School Closure Opens Online Learning Discussion

How will Dartmouth handle its academics in the face of pandemic?


In the last two weeks, speculation on the subject of DHS shutting down due to COVID-19 concerns grew considerably, as other schools announce closings. With the announcement on Friday that Dartmouth Public Schools would be closed for the week of March 16-20, many believe that remote learning is the best option to learn outside of school.

Several universities in Massachusetts, including Harvard, MIT, and  UMass Amherst have canceled classes for the remainder of the semester and have provided students with the tools for online learning while housebound. Others, such as WPI and UMass Dartmouth, have delayed the start of the next term, or extended spring break in response to the pandemic.

Several Massachusetts public school districts like Sharon, Andover, and Natick, had suspended classes. CBS Boston reported that two Natick High School students have tested positive for COVID-19, but daily school operations continued. According to MetroWest Daily News, Natick students organized a walkout over the administration’s response to the viral threat, prompting the districts’ shutdown starting last Friday.

When school cancellations occur, especially for the long periods of time necessitated by the pandemic response, a major concern is how students will continue to receive their education while not in the classroom. If Dartmouth Public Schools follows the same fate of cancellation, this is a question that will have to be dealt with. Schools around the nation have attempted remote learning in the face of this crisis, a relatively new option that the internet has enabled. “In certain situations, I think it is a great option to have,” said Foreign Language Teacher Marillia Viana on the subject of remote learning. “Teachers are able to teach the material without physically being in school. We are also able to give quality feedback which addresses students’ needs.”

Most DHS teachers enroll their classes in Google Classroom, a well-featured web-service by Google for education systems. Teachers are able to add, share, and grade school work through Google Classroom. Some teachers, however, are not as proficient using Google Classroom or planning an online teaching plan for students. “I don’t think anybody in the Math Department knows how to plan a class online,” said Math Teacher Rosa Costa. 

“I don’t think it’s going to work for me,” said senior Alexis Arruda. Just like the teachers, students will have to adapt to online classes. “I need to be explained things to learn,” said Alexis, “and I also hate computer work.”

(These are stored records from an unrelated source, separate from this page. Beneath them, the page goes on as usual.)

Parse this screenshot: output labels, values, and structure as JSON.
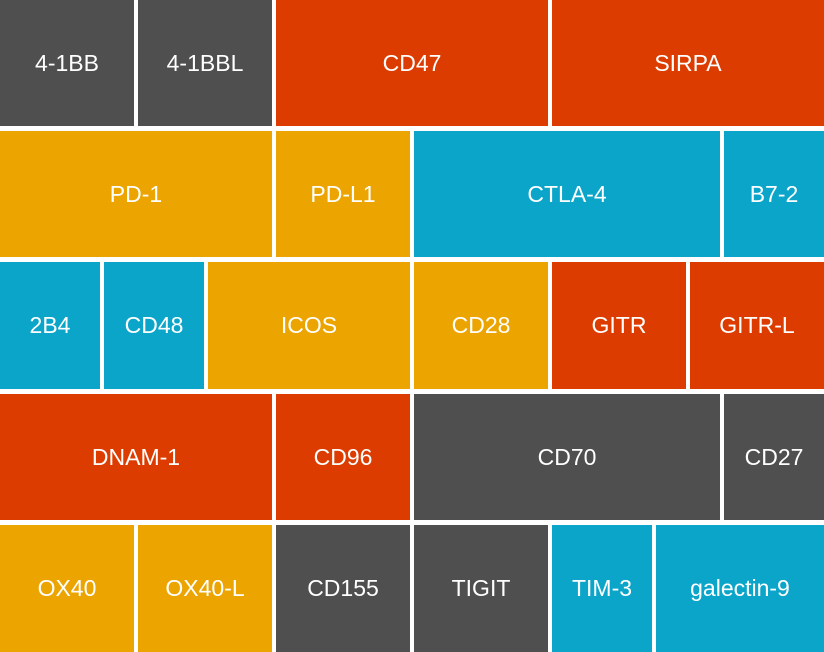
{
  "colors": {
    "gray": "#4f4f4f",
    "red": "#dd3c00",
    "yellow": "#eba400",
    "blue": "#0ba5ca"
  },
  "tiles": [
    {
      "label": "4-1BB",
      "color": "gray"
    },
    {
      "label": "4-1BBL",
      "color": "gray"
    },
    {
      "label": "CD47",
      "color": "red"
    },
    {
      "label": "SIRPA",
      "color": "red"
    },
    {
      "label": "PD-1",
      "color": "yellow"
    },
    {
      "label": "PD-L1",
      "color": "yellow"
    },
    {
      "label": "CTLA-4",
      "color": "blue"
    },
    {
      "label": "B7-2",
      "color": "blue"
    },
    {
      "label": "2B4",
      "color": "blue"
    },
    {
      "label": "CD48",
      "color": "blue"
    },
    {
      "label": "ICOS",
      "color": "yellow"
    },
    {
      "label": "CD28",
      "color": "yellow"
    },
    {
      "label": "GITR",
      "color": "red"
    },
    {
      "label": "GITR-L",
      "color": "red"
    },
    {
      "label": "DNAM-1",
      "color": "red"
    },
    {
      "label": "CD96",
      "color": "red"
    },
    {
      "label": "CD70",
      "color": "gray"
    },
    {
      "label": "CD27",
      "color": "gray"
    },
    {
      "label": "OX40",
      "color": "yellow"
    },
    {
      "label": "OX40-L",
      "color": "yellow"
    },
    {
      "label": "CD155",
      "color": "gray"
    },
    {
      "label": "TIGIT",
      "color": "gray"
    },
    {
      "label": "TIM-3",
      "color": "blue"
    },
    {
      "label": "galectin-9",
      "color": "blue"
    }
  ]
}
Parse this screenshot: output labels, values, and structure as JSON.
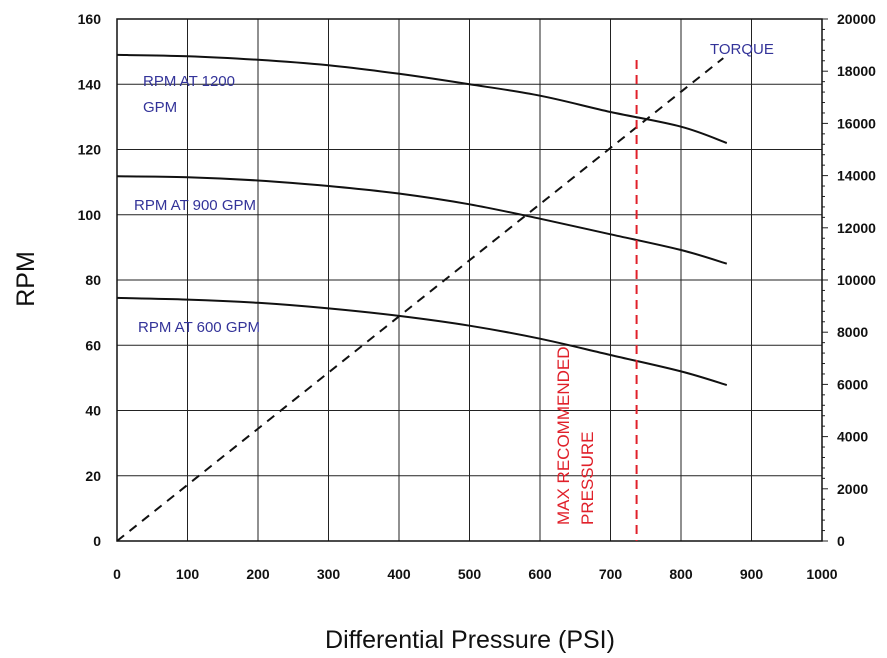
{
  "chart_data": {
    "type": "line",
    "xlabel": "Differential Pressure (PSI)",
    "ylabel": "RPM",
    "xlim": [
      0,
      1000
    ],
    "ylim": [
      0,
      160
    ],
    "y2lim": [
      0,
      20000
    ],
    "grid": true,
    "x_ticks": [
      "0",
      "100",
      "200",
      "300",
      "400",
      "500",
      "600",
      "700",
      "800",
      "900",
      "1000"
    ],
    "y_ticks": [
      "0",
      "20",
      "40",
      "60",
      "80",
      "100",
      "120",
      "140",
      "160"
    ],
    "y2_ticks": [
      "0",
      "2000",
      "4000",
      "6000",
      "8000",
      "10000",
      "12000",
      "14000",
      "16000",
      "18000",
      "20000"
    ],
    "series": [
      {
        "name": "RPM AT 1200 GPM",
        "label_lines": [
          "RPM AT 1200",
          "GPM"
        ],
        "axis": "left",
        "style": "solid",
        "color": "#111111",
        "points": [
          [
            0,
            149
          ],
          [
            100,
            148.6
          ],
          [
            200,
            147.5
          ],
          [
            300,
            145.8
          ],
          [
            400,
            143.2
          ],
          [
            500,
            140.0
          ],
          [
            600,
            136.5
          ],
          [
            700,
            131.5
          ],
          [
            800,
            127.0
          ],
          [
            865,
            122.0
          ]
        ]
      },
      {
        "name": "RPM AT 900 GPM",
        "label_lines": [
          "RPM AT 900 GPM"
        ],
        "axis": "left",
        "style": "solid",
        "color": "#111111",
        "points": [
          [
            0,
            111.8
          ],
          [
            100,
            111.5
          ],
          [
            200,
            110.5
          ],
          [
            300,
            108.8
          ],
          [
            400,
            106.5
          ],
          [
            500,
            103.2
          ],
          [
            600,
            98.8
          ],
          [
            700,
            94.0
          ],
          [
            800,
            89.2
          ],
          [
            865,
            85.0
          ]
        ]
      },
      {
        "name": "RPM AT 600 GPM",
        "label_lines": [
          "RPM AT 600 GPM"
        ],
        "axis": "left",
        "style": "solid",
        "color": "#111111",
        "points": [
          [
            0,
            74.5
          ],
          [
            100,
            74.0
          ],
          [
            200,
            73.0
          ],
          [
            300,
            71.3
          ],
          [
            400,
            69.0
          ],
          [
            500,
            66.0
          ],
          [
            600,
            62.0
          ],
          [
            700,
            57.0
          ],
          [
            800,
            52.0
          ],
          [
            865,
            47.8
          ]
        ]
      },
      {
        "name": "TORQUE",
        "label_lines": [
          "TORQUE"
        ],
        "axis": "right",
        "style": "dashed",
        "color": "#111111",
        "points": [
          [
            0,
            0
          ],
          [
            860,
            18500
          ]
        ]
      }
    ],
    "annotations": [
      {
        "text_lines": [
          "MAX RECOMMENDED",
          "PRESSURE"
        ],
        "x": 737,
        "style": "vertical-dashed-line",
        "color": "#e0202a"
      }
    ]
  }
}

Teachers are able to interact with students through Google Classroom and stream lessons through other Google outlets, but some teachers do not utilize Google Classroom. “It’s a nice idea but some teachers don’t have a Google Classroom set in place. Realistically, I think this is going to be a week where teachers assign minimal work, and I catch up and study for Calculus,” said the senior. 

But for some classes, online schooling would have minimum alterations to their curriculums. Technology and coding classes are especially unaffected. In AP Computer Science A, where most assignments are already online, not a lot would change. As Business and Technology Teacher Patricia Kane said, “We would continue with our assignments on Google Classroom and CodeHS, like normal.”